But apparently without any explanation.
In Navin v. Wells Fargo Bank, N.A., No. 3:15-cv-671 (MPS), 2017 WL 4401454 (D. Conn. September 29, 2017), the District Judge was consistent.
The Judge had previously dismissed the claims of a mortgagor's father-in-law based on the mortgagor having had to pay lender force-placed insurance (LFPI) charges. The mortgagor, one Mr. Navin, now being deceased, the proper party to pursue his estate's claims was not the father-in-law, one Mr. O'Reilly.
The District Judge, the Honorable Michael P. Shea, gave Mr. O'Reilly leave to amend. Mr. O'Reilly responded in part with a motion to substitute the deceased mortgagor's administrator. Judge Shea denied that motion after the administrator refused the substitution.
However, Mr. O'Reilly's motion for substitution was not simply denied. "As a result," said the District Judge, "Navin's claims are dismissed with prejudice."
Apparently, it was enough that there was no-one left to pursue the deceased mortgagor's LFPI claims, so that the Court could see no alternative to dismissing those claims with prejudice since no-one was available to present them.

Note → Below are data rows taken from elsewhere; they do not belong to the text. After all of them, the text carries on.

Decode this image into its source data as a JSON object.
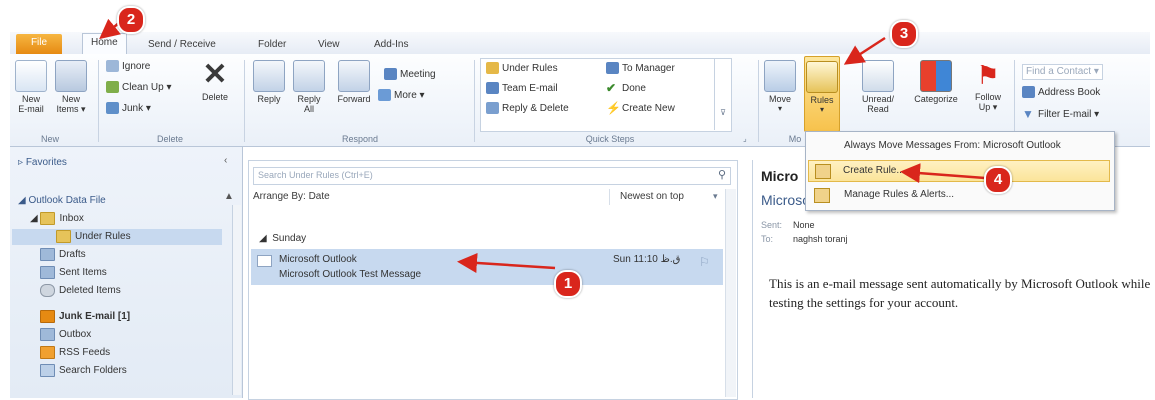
{
  "tabs": [
    "File",
    "Home",
    "Send / Receive",
    "Folder",
    "View",
    "Add-Ins"
  ],
  "ribbon": {
    "new": {
      "new_email": "New\nE-mail",
      "new_items": "New\nItems ▾",
      "label": "New"
    },
    "delete": {
      "ignore": "Ignore",
      "clean_up": "Clean Up ▾",
      "junk": "Junk ▾",
      "delete": "Delete",
      "label": "Delete"
    },
    "respond": {
      "reply": "Reply",
      "reply_all": "Reply\nAll",
      "forward": "Forward",
      "meeting": "Meeting",
      "more": "More ▾",
      "label": "Respond"
    },
    "quick_steps": {
      "under_rules": "Under Rules",
      "team_email": "Team E-mail",
      "reply_delete": "Reply & Delete",
      "to_manager": "To Manager",
      "done": "Done",
      "create_new": "Create New",
      "label": "Quick Steps"
    },
    "move": {
      "move": "Move",
      "rules": "Rules",
      "label": "Mo"
    },
    "tags": {
      "unread_read": "Unread/\nRead",
      "categorize": "Categorize",
      "follow_up": "Follow\nUp ▾"
    },
    "find": {
      "find_contact": "Find a Contact ▾",
      "address_book": "Address Book",
      "filter_email": "Filter E-mail ▾"
    }
  },
  "nav": {
    "favorites": "Favorites",
    "data_file": "Outlook Data File",
    "folders": [
      "Inbox",
      "Under Rules",
      "Drafts",
      "Sent Items",
      "Deleted Items",
      "Junk E-mail [1]",
      "Outbox",
      "RSS Feeds",
      "Search Folders"
    ]
  },
  "maillist": {
    "search_placeholder": "Search Under Rules (Ctrl+E)",
    "arrange_by": "Arrange By: Date",
    "sort": "Newest on top",
    "group": "Sunday",
    "message": {
      "sender": "Microsoft Outlook",
      "subject": "Microsoft Outlook Test Message",
      "time": "Sun 11:10 ق.ظ"
    }
  },
  "reading": {
    "title": "Micro",
    "from": "Microsoft Outlook",
    "sent_label": "Sent:",
    "sent_value": "None",
    "to_label": "To:",
    "to_value": "naghsh toranj",
    "body": "This is an e-mail message sent automatically by Microsoft Outlook while testing the settings for your account."
  },
  "rules_menu": {
    "always_move": "Always Move Messages From: Microsoft Outlook",
    "create_rule": "Create Rule...",
    "manage_rules": "Manage Rules & Alerts..."
  },
  "annotations": [
    "1",
    "2",
    "3",
    "4"
  ],
  "colors": {
    "accent": "#e68a12",
    "highlight": "#fbe49a",
    "annotation": "#d9261c",
    "selected": "#c7d9ef"
  }
}
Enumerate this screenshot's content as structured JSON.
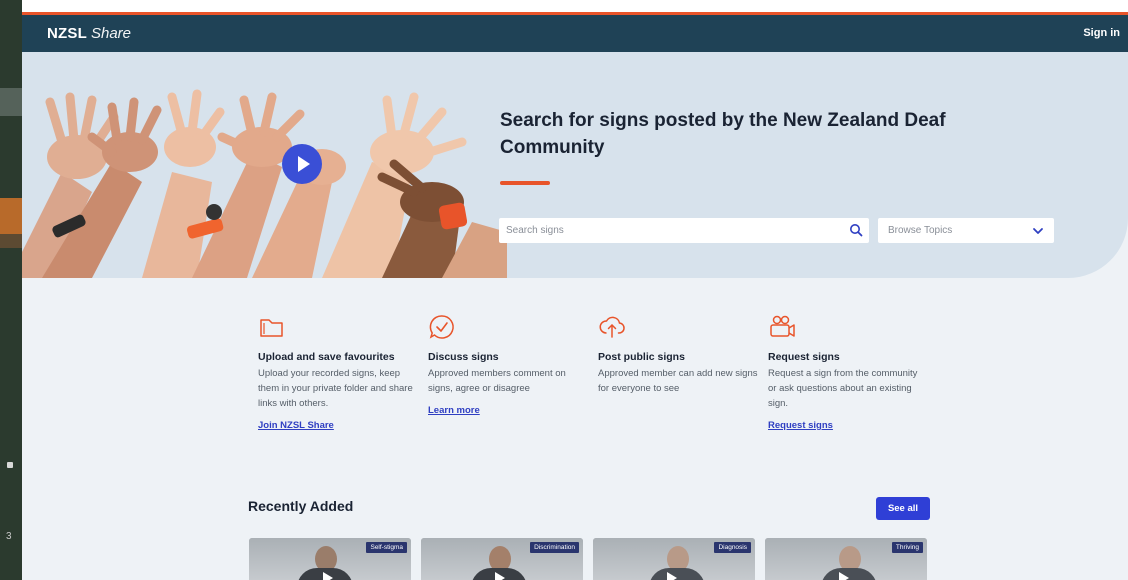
{
  "header": {
    "brand_strong": "NZSL",
    "brand_italic": "Share",
    "sign_in": "Sign in"
  },
  "hero": {
    "title": "Search for signs posted by the New Zealand Deaf Community",
    "search_placeholder": "Search signs",
    "browse_label": "Browse Topics"
  },
  "features": [
    {
      "title": "Upload and save favourites",
      "desc": "Upload your recorded signs, keep them in your private folder and share links with others.",
      "link": "Join NZSL Share",
      "icon": "folder-icon"
    },
    {
      "title": "Discuss signs",
      "desc": "Approved members comment on signs, agree or disagree",
      "link": "Learn more",
      "icon": "chat-check-icon"
    },
    {
      "title": "Post public signs",
      "desc": "Approved member can add new signs for everyone to see",
      "link": "",
      "icon": "cloud-upload-icon"
    },
    {
      "title": "Request signs",
      "desc": "Request a sign from the community or ask questions about an existing sign.",
      "link": "Request signs",
      "icon": "video-people-icon"
    }
  ],
  "recent": {
    "title": "Recently Added",
    "see_all": "See all",
    "cards": [
      {
        "tag": "Self-stigma"
      },
      {
        "tag": "Discrimination"
      },
      {
        "tag": "Diagnosis"
      },
      {
        "tag": "Thriving"
      }
    ]
  },
  "sidebar": {
    "number": "3"
  },
  "colors": {
    "header": "#1f4256",
    "accent": "#e8542a",
    "primary": "#2f3fd6",
    "hero_bg": "#d7e2ec",
    "page_bg": "#eef2f6"
  }
}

Mr. O'Reilly's motion was not helped, in any event, by the Court's denial of Mr. O'Reilly's leave to amend. Mr. O'Reilly sought leave to file a Second Amended Complaint to add "allegations that the mortgage and assignment at issue are void because American Brokers' Conduit is a fictitious entity, and that use of a fictitious entity in foreclosure actions brought by Defendants was fraudulent[.]" Parenthetically, it is unclear from the most recent opinion who or what was "American Brokers' Conduit," but presumably they or it was supposedly an assignee or a mortgage servicer, or both.
The District Judge reiterated his previous ruling dismissing each of Mr. O'Reilly's seven counts in his First Amended Complaint, which he rather unfortunately repeated in his Second Amended Complaint. The Judge previously ruled that the same counts failed to state a claim upon which relief could be granted, essentially all for the same reason: Mr. O'Reilly was a stranger to the mortgage at bar and he did not pay the LFPI charges.
In the September 2017 opinion, the Judge added four reasons why the new allegations were barred by res judicata in Connecticut.
Finally, as if all that were not enough, the Judge said that "[e]ven if O'Reilly's proposed new allegations were not precluded, they would fail on the merits and could not withstand a motion to dismiss under Rule 12(b)(6)."
So it went for a stranger to the mortgage who did not pay the lender force-placed insurance charges. His claims failed. Twice.